2. Diagnostic criteria

(1) Family genetic history, parents are close relatives, and their compatriots have HLD patients or die from unexplained liver diseases.

(2) Extra-pyramidal symptoms, signs and/or liver symptoms such as slow progressive tremor, muscle stiffness, and dyslexia.

(3) The KF ring was confirmed by the naked eye or slit lamp.

(4) Serum ceruloplasmin <200 mg/L.

(5) Urinary copper > 50 g / 24h.

(6) Liver copper > 250 g / g (dry weight).

Judgment: Anyone who has the above items (1) to (3) or (2) and (4) can be diagnosed as clinically dominant, with only the above items (3) to (5) or (3) to ( 4) Those who are asymptomatic HLD, only those in (1), (2) or (1), (3), should be suspected of HLD.

Differential diagnosis

The clinical manifestations of this disease are complex, the patient has no neurological manifestations, clinical misdiagnosis is quite common when various systemic symptoms appear, and the identification should be considered from both the liver and the nervous system.
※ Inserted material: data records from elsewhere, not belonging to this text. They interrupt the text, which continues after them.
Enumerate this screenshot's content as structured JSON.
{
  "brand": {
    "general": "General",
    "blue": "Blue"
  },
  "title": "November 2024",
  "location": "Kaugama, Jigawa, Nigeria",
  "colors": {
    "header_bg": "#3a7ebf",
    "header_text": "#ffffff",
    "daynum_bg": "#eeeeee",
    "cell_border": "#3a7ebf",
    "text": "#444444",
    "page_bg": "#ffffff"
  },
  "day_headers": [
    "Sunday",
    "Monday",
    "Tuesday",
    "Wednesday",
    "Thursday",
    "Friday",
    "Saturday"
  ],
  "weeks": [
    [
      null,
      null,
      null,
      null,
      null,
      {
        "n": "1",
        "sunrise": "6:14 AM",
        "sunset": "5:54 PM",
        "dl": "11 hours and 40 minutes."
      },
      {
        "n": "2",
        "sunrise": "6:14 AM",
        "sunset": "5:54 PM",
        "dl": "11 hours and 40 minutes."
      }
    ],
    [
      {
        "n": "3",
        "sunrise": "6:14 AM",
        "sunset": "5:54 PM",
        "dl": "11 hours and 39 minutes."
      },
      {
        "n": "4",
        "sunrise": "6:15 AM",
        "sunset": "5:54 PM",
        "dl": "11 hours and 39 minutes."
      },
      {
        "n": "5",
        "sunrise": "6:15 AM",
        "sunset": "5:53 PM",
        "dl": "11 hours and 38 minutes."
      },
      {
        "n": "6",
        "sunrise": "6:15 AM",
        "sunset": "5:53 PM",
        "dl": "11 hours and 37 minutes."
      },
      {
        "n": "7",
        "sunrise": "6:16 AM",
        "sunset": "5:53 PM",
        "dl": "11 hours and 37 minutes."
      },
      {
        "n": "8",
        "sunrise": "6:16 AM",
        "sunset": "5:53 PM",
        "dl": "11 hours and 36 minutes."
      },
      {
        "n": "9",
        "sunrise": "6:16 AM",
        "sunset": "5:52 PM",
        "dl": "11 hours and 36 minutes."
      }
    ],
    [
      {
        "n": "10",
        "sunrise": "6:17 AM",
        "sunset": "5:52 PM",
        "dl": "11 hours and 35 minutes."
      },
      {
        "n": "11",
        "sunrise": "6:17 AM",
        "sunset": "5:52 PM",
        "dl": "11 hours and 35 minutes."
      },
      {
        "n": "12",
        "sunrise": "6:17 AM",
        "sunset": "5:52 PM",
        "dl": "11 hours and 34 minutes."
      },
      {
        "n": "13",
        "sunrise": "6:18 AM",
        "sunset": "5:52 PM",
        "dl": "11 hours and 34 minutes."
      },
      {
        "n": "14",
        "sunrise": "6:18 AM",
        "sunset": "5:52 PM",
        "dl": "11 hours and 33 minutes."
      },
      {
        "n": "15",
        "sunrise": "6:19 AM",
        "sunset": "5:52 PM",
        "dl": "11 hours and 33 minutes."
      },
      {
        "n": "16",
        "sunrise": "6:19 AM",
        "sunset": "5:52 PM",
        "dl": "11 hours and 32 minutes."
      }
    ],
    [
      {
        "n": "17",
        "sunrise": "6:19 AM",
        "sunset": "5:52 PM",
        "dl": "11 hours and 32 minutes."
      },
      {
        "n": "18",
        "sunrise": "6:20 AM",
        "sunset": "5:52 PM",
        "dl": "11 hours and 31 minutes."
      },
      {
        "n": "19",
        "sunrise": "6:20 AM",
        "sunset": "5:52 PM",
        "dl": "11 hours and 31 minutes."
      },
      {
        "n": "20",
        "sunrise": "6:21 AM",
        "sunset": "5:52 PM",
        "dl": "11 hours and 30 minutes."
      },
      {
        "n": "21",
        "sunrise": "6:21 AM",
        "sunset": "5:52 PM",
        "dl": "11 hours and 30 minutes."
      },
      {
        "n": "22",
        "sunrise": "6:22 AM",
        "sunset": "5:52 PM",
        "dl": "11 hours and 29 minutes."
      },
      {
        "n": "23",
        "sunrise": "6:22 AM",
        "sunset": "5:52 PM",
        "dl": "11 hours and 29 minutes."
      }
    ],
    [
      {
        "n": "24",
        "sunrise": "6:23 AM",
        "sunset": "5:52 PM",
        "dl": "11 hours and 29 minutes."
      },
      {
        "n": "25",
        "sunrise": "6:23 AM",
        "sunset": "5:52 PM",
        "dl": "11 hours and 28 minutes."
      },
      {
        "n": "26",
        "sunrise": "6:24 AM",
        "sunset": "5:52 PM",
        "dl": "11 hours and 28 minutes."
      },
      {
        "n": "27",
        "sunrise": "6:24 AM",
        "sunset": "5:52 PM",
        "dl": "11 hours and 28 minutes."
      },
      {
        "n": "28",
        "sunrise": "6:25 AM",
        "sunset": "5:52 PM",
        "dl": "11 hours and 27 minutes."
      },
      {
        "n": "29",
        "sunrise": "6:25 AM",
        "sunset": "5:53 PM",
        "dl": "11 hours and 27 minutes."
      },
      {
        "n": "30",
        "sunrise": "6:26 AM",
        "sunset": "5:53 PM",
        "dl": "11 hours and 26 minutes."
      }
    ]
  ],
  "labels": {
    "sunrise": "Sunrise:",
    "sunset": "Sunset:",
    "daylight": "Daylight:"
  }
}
1. Mekes disease and chronic liver disease due to severe protein deficiency, serum CP can be decreased, biliary cirrhosis can also appear KF ring, attention should be paid to identification;

2. This disease has some signs of Parkinson's disease, which can be differentiated from PD according to corneal KF ring, severe ataxia tremor, serum ceruloplasmin reduction, etc.

3. Must also be differentiated from acute or chronic hepatitis, cirrhosis, small chorea, Huntington's chorea, torsion, senile dementia, psychosis, liver and kidney syndrome.